For the farmers out there, these are Galilee Blue.
These deep purple anemones are often called blue anemones, although they aren't a true blue. They have a black center and are an eye-catching statement flower.
Instructions for planting: The best time to plant anemones depends on where you live. In North Carolina's Zone 6, we plant from October until late February.
A soil thermometer is invaluable in determining the best conditions for your anemones. They prefer soil temperatures between 45 and 60 degrees. If your soil reaches 60 degrees in April (Georgia), then you can plant anemones in the fall. If your soil freezes deeply for long periods of time during the winter (Minnesota), then you should plant during early spring.
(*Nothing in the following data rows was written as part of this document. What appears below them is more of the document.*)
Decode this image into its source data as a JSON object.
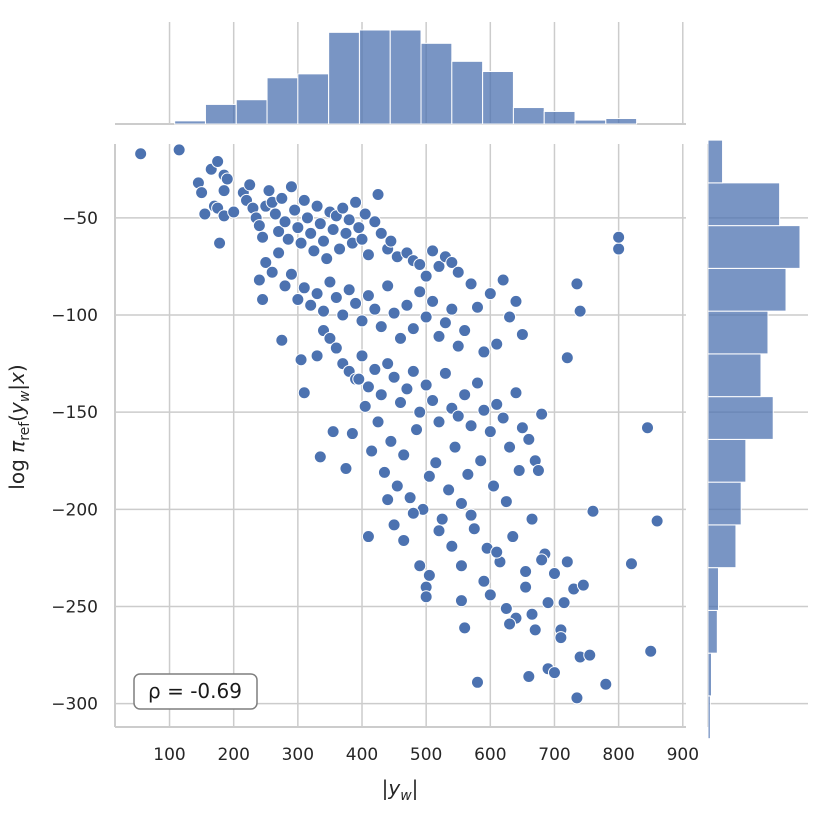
{
  "chart_data": {
    "type": "scatter",
    "xlabel": "|y_w|",
    "ylabel": "log π_ref(y_w|x)",
    "xlim": [
      15,
      905
    ],
    "ylim": [
      -312,
      -12
    ],
    "xticks": [
      "100",
      "200",
      "300",
      "400",
      "500",
      "600",
      "700",
      "800",
      "900"
    ],
    "yticks": [
      "−50",
      "−100",
      "−150",
      "−200",
      "−250",
      "−300"
    ],
    "annotation": "ρ = -0.69",
    "grid": true,
    "marginal_x": {
      "type": "histogram",
      "bin_edges": [
        108,
        156,
        204,
        252,
        300,
        348,
        396,
        444,
        492,
        540,
        588,
        636,
        684,
        732,
        780,
        828,
        876
      ],
      "counts": [
        4,
        25,
        31,
        59,
        64,
        117,
        120,
        120,
        103,
        80,
        67,
        21,
        16,
        5,
        7,
        0
      ]
    },
    "marginal_y": {
      "type": "histogram",
      "bin_edges": [
        -318,
        -296,
        -274,
        -252,
        -230,
        -208,
        -186,
        -164,
        -142,
        -120,
        -98,
        -76,
        -54,
        -32,
        -10
      ],
      "counts": [
        4,
        6,
        16,
        18,
        48,
        57,
        65,
        112,
        91,
        103,
        134,
        158,
        123,
        25
      ]
    },
    "points": [
      [
        55,
        -17
      ],
      [
        115,
        -15
      ],
      [
        145,
        -32
      ],
      [
        150,
        -37
      ],
      [
        155,
        -48
      ],
      [
        165,
        -25
      ],
      [
        170,
        -44
      ],
      [
        175,
        -21
      ],
      [
        175,
        -45
      ],
      [
        178,
        -63
      ],
      [
        185,
        -28
      ],
      [
        185,
        -49
      ],
      [
        190,
        -30
      ],
      [
        185,
        -36
      ],
      [
        200,
        -47
      ],
      [
        215,
        -37
      ],
      [
        220,
        -41
      ],
      [
        225,
        -33
      ],
      [
        230,
        -45
      ],
      [
        235,
        -50
      ],
      [
        240,
        -54
      ],
      [
        245,
        -60
      ],
      [
        250,
        -44
      ],
      [
        255,
        -36
      ],
      [
        260,
        -42
      ],
      [
        265,
        -48
      ],
      [
        270,
        -57
      ],
      [
        275,
        -40
      ],
      [
        280,
        -52
      ],
      [
        285,
        -61
      ],
      [
        290,
        -34
      ],
      [
        295,
        -46
      ],
      [
        300,
        -55
      ],
      [
        305,
        -63
      ],
      [
        310,
        -41
      ],
      [
        315,
        -50
      ],
      [
        320,
        -58
      ],
      [
        325,
        -67
      ],
      [
        330,
        -44
      ],
      [
        335,
        -53
      ],
      [
        340,
        -62
      ],
      [
        345,
        -71
      ],
      [
        350,
        -47
      ],
      [
        355,
        -56
      ],
      [
        360,
        -49
      ],
      [
        365,
        -66
      ],
      [
        370,
        -45
      ],
      [
        375,
        -58
      ],
      [
        380,
        -51
      ],
      [
        385,
        -63
      ],
      [
        390,
        -42
      ],
      [
        395,
        -55
      ],
      [
        400,
        -61
      ],
      [
        405,
        -48
      ],
      [
        410,
        -69
      ],
      [
        420,
        -52
      ],
      [
        425,
        -38
      ],
      [
        430,
        -58
      ],
      [
        440,
        -66
      ],
      [
        445,
        -62
      ],
      [
        455,
        -70
      ],
      [
        470,
        -68
      ],
      [
        480,
        -72
      ],
      [
        490,
        -74
      ],
      [
        500,
        -80
      ],
      [
        510,
        -67
      ],
      [
        520,
        -75
      ],
      [
        530,
        -70
      ],
      [
        540,
        -73
      ],
      [
        550,
        -78
      ],
      [
        240,
        -82
      ],
      [
        250,
        -73
      ],
      [
        260,
        -78
      ],
      [
        270,
        -68
      ],
      [
        280,
        -85
      ],
      [
        290,
        -79
      ],
      [
        300,
        -92
      ],
      [
        310,
        -86
      ],
      [
        320,
        -95
      ],
      [
        330,
        -89
      ],
      [
        340,
        -98
      ],
      [
        350,
        -83
      ],
      [
        360,
        -91
      ],
      [
        370,
        -100
      ],
      [
        380,
        -87
      ],
      [
        390,
        -94
      ],
      [
        400,
        -103
      ],
      [
        410,
        -90
      ],
      [
        420,
        -97
      ],
      [
        430,
        -106
      ],
      [
        440,
        -85
      ],
      [
        450,
        -99
      ],
      [
        460,
        -112
      ],
      [
        470,
        -95
      ],
      [
        480,
        -107
      ],
      [
        490,
        -88
      ],
      [
        500,
        -101
      ],
      [
        510,
        -93
      ],
      [
        520,
        -111
      ],
      [
        530,
        -104
      ],
      [
        540,
        -97
      ],
      [
        550,
        -116
      ],
      [
        560,
        -108
      ],
      [
        570,
        -84
      ],
      [
        580,
        -96
      ],
      [
        590,
        -119
      ],
      [
        600,
        -89
      ],
      [
        610,
        -115
      ],
      [
        620,
        -82
      ],
      [
        630,
        -101
      ],
      [
        640,
        -93
      ],
      [
        650,
        -110
      ],
      [
        245,
        -92
      ],
      [
        275,
        -113
      ],
      [
        305,
        -123
      ],
      [
        330,
        -121
      ],
      [
        340,
        -108
      ],
      [
        350,
        -112
      ],
      [
        360,
        -117
      ],
      [
        370,
        -125
      ],
      [
        380,
        -129
      ],
      [
        390,
        -133
      ],
      [
        400,
        -121
      ],
      [
        410,
        -137
      ],
      [
        420,
        -128
      ],
      [
        430,
        -141
      ],
      [
        440,
        -125
      ],
      [
        450,
        -132
      ],
      [
        460,
        -145
      ],
      [
        470,
        -138
      ],
      [
        480,
        -129
      ],
      [
        490,
        -150
      ],
      [
        500,
        -136
      ],
      [
        510,
        -144
      ],
      [
        520,
        -155
      ],
      [
        530,
        -130
      ],
      [
        540,
        -148
      ],
      [
        550,
        -152
      ],
      [
        560,
        -141
      ],
      [
        570,
        -157
      ],
      [
        580,
        -135
      ],
      [
        590,
        -149
      ],
      [
        600,
        -160
      ],
      [
        610,
        -146
      ],
      [
        620,
        -153
      ],
      [
        630,
        -168
      ],
      [
        640,
        -140
      ],
      [
        650,
        -158
      ],
      [
        660,
        -164
      ],
      [
        670,
        -175
      ],
      [
        680,
        -151
      ],
      [
        310,
        -140
      ],
      [
        335,
        -173
      ],
      [
        355,
        -160
      ],
      [
        375,
        -179
      ],
      [
        385,
        -161
      ],
      [
        395,
        -133
      ],
      [
        405,
        -147
      ],
      [
        415,
        -170
      ],
      [
        425,
        -155
      ],
      [
        435,
        -181
      ],
      [
        445,
        -165
      ],
      [
        455,
        -188
      ],
      [
        465,
        -172
      ],
      [
        475,
        -194
      ],
      [
        485,
        -159
      ],
      [
        495,
        -200
      ],
      [
        505,
        -183
      ],
      [
        515,
        -176
      ],
      [
        525,
        -205
      ],
      [
        535,
        -190
      ],
      [
        545,
        -168
      ],
      [
        555,
        -197
      ],
      [
        565,
        -182
      ],
      [
        575,
        -210
      ],
      [
        585,
        -175
      ],
      [
        595,
        -220
      ],
      [
        605,
        -188
      ],
      [
        615,
        -227
      ],
      [
        625,
        -196
      ],
      [
        635,
        -214
      ],
      [
        645,
        -180
      ],
      [
        655,
        -232
      ],
      [
        665,
        -205
      ],
      [
        675,
        -180
      ],
      [
        685,
        -223
      ],
      [
        410,
        -214
      ],
      [
        440,
        -195
      ],
      [
        450,
        -208
      ],
      [
        465,
        -216
      ],
      [
        480,
        -202
      ],
      [
        490,
        -229
      ],
      [
        500,
        -240
      ],
      [
        505,
        -234
      ],
      [
        520,
        -211
      ],
      [
        540,
        -219
      ],
      [
        555,
        -229
      ],
      [
        570,
        -203
      ],
      [
        590,
        -237
      ],
      [
        600,
        -244
      ],
      [
        610,
        -222
      ],
      [
        625,
        -251
      ],
      [
        640,
        -256
      ],
      [
        655,
        -240
      ],
      [
        665,
        -254
      ],
      [
        670,
        -262
      ],
      [
        680,
        -226
      ],
      [
        690,
        -248
      ],
      [
        700,
        -233
      ],
      [
        710,
        -262
      ],
      [
        720,
        -227
      ],
      [
        730,
        -241
      ],
      [
        500,
        -245
      ],
      [
        555,
        -247
      ],
      [
        560,
        -261
      ],
      [
        580,
        -289
      ],
      [
        630,
        -259
      ],
      [
        660,
        -286
      ],
      [
        690,
        -282
      ],
      [
        710,
        -266
      ],
      [
        735,
        -297
      ],
      [
        740,
        -276
      ],
      [
        755,
        -275
      ],
      [
        780,
        -290
      ],
      [
        735,
        -84
      ],
      [
        740,
        -98
      ],
      [
        720,
        -122
      ],
      [
        760,
        -201
      ],
      [
        800,
        -66
      ],
      [
        800,
        -60
      ],
      [
        820,
        -228
      ],
      [
        845,
        -158
      ],
      [
        850,
        -273
      ],
      [
        860,
        -206
      ],
      [
        745,
        -239
      ],
      [
        715,
        -248
      ],
      [
        700,
        -284
      ]
    ]
  }
}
Before planting, anemones like to soak in water for about eight hours. If you have an aquarium bubbler that can oxygenate the water, even better! We also dip them in RootShield and Actinovate prior to planting. These treatments are not necessary, but they prevent rot
We pre-sprout our anemones in crates or flats of soil in a cool, dark place like an unheated basement or garage for about 2 weeks prior to planting out. This step is not required.
Plant in full sun and well-draining soil that's been amended with an aged compost and an all-purpose fertilizer. Space corms 6-9 inches apart at a depth of approximately 2 inches. Plant pointy side down.
Protect the foliage from deep freezes. Agribon and frost cloth are great for this purpose -- just make sure the fabric doesn't touch the plants. You can use hoops or stakes to hold up the fabric.
Anemones are happiest when the soil temperature is between 45 and 60 degrees.